Can you add repos after starting the container? What about persisting indexes across restarts?

Still, neat. Glad to have an easy to deploy open source tool like this.

jmakov 16 hours ago

Can somebody share the use case of this? Why not just use your IDE?

  • bshzzle 16 hours ago

    yea it's a fair question - an IDE is often more convenient when you have the code checked-out locally. This becomes a pain when you work in a organization with potentially hundreds of repositories that you need to search across (e.g., a org stores their 100+ microservices in separate repos, and you need to find all places where they make a request to your service).

    • Hackbraten 3 hours ago

      I use ghorg in tandem with ripgrep to address that problem. The former is for checking out the main branches of all repositories, the latter to perform the actual search.

  • eptcyka 14 hours ago

    I cannot run Xcode on Linux, I cannot run Visual Studio on Linux, I might not have an IDE set up for the language that I want to inspect. Many reasons. Also, some languages practically require arbitrary code execution to make a build, which I'd much prefer to shove into an isolated VM.
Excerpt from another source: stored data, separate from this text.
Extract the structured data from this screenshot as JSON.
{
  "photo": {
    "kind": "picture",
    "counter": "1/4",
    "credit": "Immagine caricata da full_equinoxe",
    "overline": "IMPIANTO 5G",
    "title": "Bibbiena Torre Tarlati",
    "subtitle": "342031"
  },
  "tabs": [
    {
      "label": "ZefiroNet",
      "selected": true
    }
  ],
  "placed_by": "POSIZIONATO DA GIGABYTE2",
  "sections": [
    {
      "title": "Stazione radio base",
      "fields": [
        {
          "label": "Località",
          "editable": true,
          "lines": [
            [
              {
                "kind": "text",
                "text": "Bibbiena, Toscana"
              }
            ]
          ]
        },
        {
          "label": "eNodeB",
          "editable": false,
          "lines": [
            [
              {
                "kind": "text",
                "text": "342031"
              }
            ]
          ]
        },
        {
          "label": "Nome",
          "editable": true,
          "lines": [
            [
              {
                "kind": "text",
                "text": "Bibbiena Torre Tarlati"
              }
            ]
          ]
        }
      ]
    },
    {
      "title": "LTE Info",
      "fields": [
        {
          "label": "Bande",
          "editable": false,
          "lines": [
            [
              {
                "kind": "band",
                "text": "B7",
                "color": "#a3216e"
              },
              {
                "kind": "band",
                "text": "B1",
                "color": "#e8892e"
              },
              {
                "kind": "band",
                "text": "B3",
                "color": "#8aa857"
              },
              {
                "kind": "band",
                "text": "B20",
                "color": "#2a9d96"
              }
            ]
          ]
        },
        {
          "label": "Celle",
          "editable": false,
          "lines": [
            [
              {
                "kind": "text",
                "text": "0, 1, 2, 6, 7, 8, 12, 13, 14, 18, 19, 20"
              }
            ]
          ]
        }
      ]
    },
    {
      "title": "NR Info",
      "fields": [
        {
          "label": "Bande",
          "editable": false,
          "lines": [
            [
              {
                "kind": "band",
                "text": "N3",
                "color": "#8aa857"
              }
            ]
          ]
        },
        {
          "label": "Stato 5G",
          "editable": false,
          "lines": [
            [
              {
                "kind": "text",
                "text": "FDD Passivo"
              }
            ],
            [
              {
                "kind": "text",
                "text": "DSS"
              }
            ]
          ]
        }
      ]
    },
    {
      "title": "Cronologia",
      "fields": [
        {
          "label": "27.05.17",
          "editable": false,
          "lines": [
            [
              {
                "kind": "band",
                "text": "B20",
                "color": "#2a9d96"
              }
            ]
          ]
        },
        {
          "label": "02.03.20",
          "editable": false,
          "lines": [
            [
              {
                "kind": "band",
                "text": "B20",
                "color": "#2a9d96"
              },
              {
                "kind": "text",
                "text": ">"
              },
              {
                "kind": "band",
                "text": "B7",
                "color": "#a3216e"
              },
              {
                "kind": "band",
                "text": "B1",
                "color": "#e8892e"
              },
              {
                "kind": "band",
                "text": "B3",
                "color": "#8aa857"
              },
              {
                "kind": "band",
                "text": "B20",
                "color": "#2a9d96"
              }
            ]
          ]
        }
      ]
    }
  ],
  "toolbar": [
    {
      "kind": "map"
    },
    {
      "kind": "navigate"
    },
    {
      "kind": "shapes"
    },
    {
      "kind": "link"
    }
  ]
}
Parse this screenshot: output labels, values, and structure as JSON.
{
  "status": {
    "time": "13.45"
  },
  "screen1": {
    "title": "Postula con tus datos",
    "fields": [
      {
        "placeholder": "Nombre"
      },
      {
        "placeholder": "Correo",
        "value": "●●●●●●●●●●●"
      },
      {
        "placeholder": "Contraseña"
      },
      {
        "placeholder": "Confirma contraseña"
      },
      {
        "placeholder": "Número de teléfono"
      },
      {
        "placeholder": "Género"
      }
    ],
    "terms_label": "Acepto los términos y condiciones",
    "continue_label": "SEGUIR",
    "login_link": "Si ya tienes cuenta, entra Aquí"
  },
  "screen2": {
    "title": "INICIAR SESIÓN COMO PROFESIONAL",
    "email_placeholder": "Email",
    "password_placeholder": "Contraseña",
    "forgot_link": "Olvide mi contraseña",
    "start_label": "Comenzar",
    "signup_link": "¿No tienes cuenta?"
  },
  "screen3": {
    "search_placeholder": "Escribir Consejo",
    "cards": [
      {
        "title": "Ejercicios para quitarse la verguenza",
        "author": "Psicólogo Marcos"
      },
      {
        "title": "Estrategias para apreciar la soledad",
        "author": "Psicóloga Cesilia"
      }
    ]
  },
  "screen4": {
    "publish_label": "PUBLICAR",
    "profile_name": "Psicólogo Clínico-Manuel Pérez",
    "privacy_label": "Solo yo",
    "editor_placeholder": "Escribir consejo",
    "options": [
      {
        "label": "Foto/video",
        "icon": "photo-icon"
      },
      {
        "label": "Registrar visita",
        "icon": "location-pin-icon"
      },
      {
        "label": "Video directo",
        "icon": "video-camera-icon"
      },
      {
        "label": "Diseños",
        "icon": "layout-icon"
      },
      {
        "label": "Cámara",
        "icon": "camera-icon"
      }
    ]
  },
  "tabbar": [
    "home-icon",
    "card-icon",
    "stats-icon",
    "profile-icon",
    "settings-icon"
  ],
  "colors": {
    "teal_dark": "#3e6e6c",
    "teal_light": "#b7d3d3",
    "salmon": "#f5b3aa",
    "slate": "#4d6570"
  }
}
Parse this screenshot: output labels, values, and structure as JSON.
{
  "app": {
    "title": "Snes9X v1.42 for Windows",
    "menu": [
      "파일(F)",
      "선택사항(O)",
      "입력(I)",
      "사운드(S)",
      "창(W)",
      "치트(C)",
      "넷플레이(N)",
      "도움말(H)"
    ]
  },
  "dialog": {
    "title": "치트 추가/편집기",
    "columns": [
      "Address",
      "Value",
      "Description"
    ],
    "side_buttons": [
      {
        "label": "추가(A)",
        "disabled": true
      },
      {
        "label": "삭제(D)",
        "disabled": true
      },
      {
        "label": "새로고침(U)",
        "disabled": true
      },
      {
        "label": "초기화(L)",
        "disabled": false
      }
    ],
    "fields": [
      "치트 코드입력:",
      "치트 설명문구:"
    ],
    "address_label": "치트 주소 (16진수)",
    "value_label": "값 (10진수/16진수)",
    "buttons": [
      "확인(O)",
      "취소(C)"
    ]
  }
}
  • metadaemon 15 hours ago

    Finding examples of how others implement similar logic is my biggest use case for code searching, but since GitHub copied SourceGraph, I don't have much of a need for these self-hosted solutions.

planb 15 hours ago

Great work! Any plans to add Gitea/Forgejo (self-hosted) support?

ergocoder 8 hours ago

What a milestone. SourceGraph is big enough to have its own open source clone

cprogrammer 10 hours ago

Does it support Perforce? i couldn't find it in the schema in the repo.

  • bshzzle 8 hours ago

    No just GitLab and GitHub atm - but please feel free to file an issue for Perforce support.

TavsiE9s 14 hours ago

Any plans for non Github/Gitlab integrations? Gitea/Gogs/etc. maybe?

  • bshzzle 14 hours ago

    yes definitely - mind opening a issue so we can track it?

ashobeiri 17 hours ago

This is really exciting. Happy to see someone building an open source solution in this space

j4coh 17 hours ago

Cool to see someone carrying on the dream after SourceGraph lost their way.

  • bastawhiz 13 hours ago

    I haven't followed SG closely. Other than licensing, what have they done to fall out of favor?

    • Starlevel004 11 hours ago

      They started aggressively pushing their (bad) copilot competitor.

      • Squarex 29 minutes ago

        What's wrong with Cody? I find it better than Copilot.

mattfat5 16 hours ago

This is well done thanks for the share.

IshKebab 14 hours ago

Nice! Still not quite as good as grep.app from an interface point of view. They have instant search-as-you-type results over all of GitHub.

It's not open source but I use it all the time. Far superior to Github's search.

  • richardw 12 hours ago

    Anyone know how companies like this maintain tabs on so much of the GitHub repos? I assume very distributed crawling/cloning.

asdev 13 hours ago

sourcegraph is dead with advent of LLMs and AI coding tools right? Github cross repo search is also not bad anymore

  • esafak 12 hours ago

    Wrong. Unless you want to feed the LLM your entire codebase, which is usually infeasible, you need to be able to retrieve relevant context, which relies on understanding the codebase, as Sourcegraph does. Sourcegraph has a product that does precisely this, called Cody.